The A&A language guide for authors and language editors (2021 version)
The aim of this guide is to help you meet A&A standards when you are preparing your paper and to understand the linguistic and grammatical changes that language editors make to your paper.
This guide is not an extensive compendium of English grammar and style. It is meant to help our authors adapt to the house style of the journal and avoid common language errors. A general rule for this language guide is that consistency is key. It should be noted that language editors are not concerned with the overall structure of a paper as their role is solely to address linguistic ambiguities and errors.
There will always be variations in the English found in the journal as a whole, such as differences in spelling and sentence structure between British (UK) English and American (US) English, which we also cover in this guide. The following sections present the most important elements of A&A style and tips on how to ensure that your paper follows our guidelines.
1.1 Clarity and concision
In English, as in science, it is best to use precise phrasing for an idea. Please avoid paragraphs and sentences that are either too long or too short. Wordy constructions can often cloud the author’s intended meaning, and poetic language as well as cultural references should not be used.
We recommend authors mainly use the active voice and declarative structure (e.g., “We study”) in describing their methods and findings. While scientific writing in general may tend to use the passive voice in many cases, this often leads to wordy sentence structures. Please try to keep the subject, predicate (verb phrase), and object of each sentence in a logical sequence. This can help avoid ambiguity about which verb refers to which subject in a compound sentence.

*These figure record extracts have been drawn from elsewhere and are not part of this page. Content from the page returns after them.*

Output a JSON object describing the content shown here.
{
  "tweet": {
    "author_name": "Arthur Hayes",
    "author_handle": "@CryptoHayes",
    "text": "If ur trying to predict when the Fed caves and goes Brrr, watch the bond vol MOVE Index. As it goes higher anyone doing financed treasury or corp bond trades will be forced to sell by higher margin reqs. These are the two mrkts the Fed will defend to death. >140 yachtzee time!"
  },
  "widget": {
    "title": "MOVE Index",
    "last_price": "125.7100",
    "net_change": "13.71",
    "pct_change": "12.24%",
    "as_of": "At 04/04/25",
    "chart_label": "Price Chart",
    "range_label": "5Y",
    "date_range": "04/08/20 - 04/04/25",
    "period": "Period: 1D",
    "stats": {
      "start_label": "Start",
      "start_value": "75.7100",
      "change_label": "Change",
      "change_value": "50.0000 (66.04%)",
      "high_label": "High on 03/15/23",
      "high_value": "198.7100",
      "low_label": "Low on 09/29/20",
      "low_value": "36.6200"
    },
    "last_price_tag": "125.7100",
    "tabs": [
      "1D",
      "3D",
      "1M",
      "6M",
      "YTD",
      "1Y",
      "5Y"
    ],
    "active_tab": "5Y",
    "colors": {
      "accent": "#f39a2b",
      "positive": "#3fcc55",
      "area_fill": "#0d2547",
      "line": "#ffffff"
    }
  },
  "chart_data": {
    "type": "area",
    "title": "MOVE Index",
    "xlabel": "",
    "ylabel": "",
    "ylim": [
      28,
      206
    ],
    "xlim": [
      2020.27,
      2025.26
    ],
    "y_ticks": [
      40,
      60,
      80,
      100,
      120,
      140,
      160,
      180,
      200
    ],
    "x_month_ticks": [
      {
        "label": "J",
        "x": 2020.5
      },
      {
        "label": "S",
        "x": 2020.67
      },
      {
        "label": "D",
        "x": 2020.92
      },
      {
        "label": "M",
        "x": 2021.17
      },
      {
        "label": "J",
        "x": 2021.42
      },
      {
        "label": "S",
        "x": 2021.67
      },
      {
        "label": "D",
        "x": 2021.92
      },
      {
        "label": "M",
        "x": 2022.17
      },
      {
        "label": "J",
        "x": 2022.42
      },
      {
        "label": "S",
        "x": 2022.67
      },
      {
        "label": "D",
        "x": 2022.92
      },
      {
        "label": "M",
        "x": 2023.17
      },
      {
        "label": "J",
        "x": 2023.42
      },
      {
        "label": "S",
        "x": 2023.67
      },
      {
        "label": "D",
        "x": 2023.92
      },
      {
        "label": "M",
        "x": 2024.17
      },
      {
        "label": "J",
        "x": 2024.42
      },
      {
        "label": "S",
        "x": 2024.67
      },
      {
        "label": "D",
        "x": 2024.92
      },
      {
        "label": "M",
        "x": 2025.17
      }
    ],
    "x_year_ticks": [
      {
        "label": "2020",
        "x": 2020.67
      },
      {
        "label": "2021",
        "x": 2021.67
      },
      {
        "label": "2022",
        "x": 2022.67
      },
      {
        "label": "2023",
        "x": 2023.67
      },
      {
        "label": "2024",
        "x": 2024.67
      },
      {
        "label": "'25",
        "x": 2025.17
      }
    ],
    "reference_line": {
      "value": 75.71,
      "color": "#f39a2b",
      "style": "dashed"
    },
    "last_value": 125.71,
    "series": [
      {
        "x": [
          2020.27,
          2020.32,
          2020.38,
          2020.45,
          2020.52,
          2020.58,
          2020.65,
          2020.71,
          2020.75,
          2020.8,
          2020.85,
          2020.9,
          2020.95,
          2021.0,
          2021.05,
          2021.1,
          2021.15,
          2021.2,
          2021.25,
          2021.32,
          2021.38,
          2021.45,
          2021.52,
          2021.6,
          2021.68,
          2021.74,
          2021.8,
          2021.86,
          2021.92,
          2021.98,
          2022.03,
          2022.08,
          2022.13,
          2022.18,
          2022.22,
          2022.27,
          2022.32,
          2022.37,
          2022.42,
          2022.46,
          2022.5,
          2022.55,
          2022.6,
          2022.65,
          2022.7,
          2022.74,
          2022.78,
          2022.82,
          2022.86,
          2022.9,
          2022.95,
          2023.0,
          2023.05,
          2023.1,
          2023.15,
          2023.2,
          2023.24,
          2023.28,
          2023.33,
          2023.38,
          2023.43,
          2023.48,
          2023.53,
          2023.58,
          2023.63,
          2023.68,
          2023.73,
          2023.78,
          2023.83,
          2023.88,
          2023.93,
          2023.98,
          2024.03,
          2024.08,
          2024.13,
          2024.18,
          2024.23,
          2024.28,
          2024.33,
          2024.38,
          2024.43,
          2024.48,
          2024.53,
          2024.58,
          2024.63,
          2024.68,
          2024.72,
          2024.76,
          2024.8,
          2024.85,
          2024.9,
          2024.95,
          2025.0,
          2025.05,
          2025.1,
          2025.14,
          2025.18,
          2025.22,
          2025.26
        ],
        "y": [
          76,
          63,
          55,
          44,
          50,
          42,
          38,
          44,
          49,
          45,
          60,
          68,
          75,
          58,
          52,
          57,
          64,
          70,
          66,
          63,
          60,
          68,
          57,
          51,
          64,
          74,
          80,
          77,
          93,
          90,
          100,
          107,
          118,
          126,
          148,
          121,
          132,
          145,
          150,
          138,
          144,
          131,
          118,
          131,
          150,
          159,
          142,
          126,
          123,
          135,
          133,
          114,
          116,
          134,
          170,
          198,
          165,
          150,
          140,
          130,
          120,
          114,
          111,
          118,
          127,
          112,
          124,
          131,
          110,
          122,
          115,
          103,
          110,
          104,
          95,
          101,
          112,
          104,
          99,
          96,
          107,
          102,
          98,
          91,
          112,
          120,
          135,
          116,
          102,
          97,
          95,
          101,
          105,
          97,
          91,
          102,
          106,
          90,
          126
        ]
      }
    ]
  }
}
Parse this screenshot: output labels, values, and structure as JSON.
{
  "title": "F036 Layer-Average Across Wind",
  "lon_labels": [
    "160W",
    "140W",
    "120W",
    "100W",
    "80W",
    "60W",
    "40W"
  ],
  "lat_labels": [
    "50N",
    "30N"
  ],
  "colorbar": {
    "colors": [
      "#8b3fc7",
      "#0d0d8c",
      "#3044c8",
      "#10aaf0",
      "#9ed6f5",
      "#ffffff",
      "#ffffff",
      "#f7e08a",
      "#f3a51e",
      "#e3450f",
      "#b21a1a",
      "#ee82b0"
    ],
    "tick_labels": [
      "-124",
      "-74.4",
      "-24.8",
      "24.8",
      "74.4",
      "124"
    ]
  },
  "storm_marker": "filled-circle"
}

- That such observations can lead to accurate results is demonstrated by our analysis.
- Our analysis demonstrates that such observations lead to accurate results.
Note: A&A avoids addressing the reader directly. For example, questions should not appear in papers and “note that” can either be deleted completely or replaced with “we note that” .
- Note that the authors, after making substantial corrections, submitted the article.
- We note that the authors submitted the article after making substantial corrections.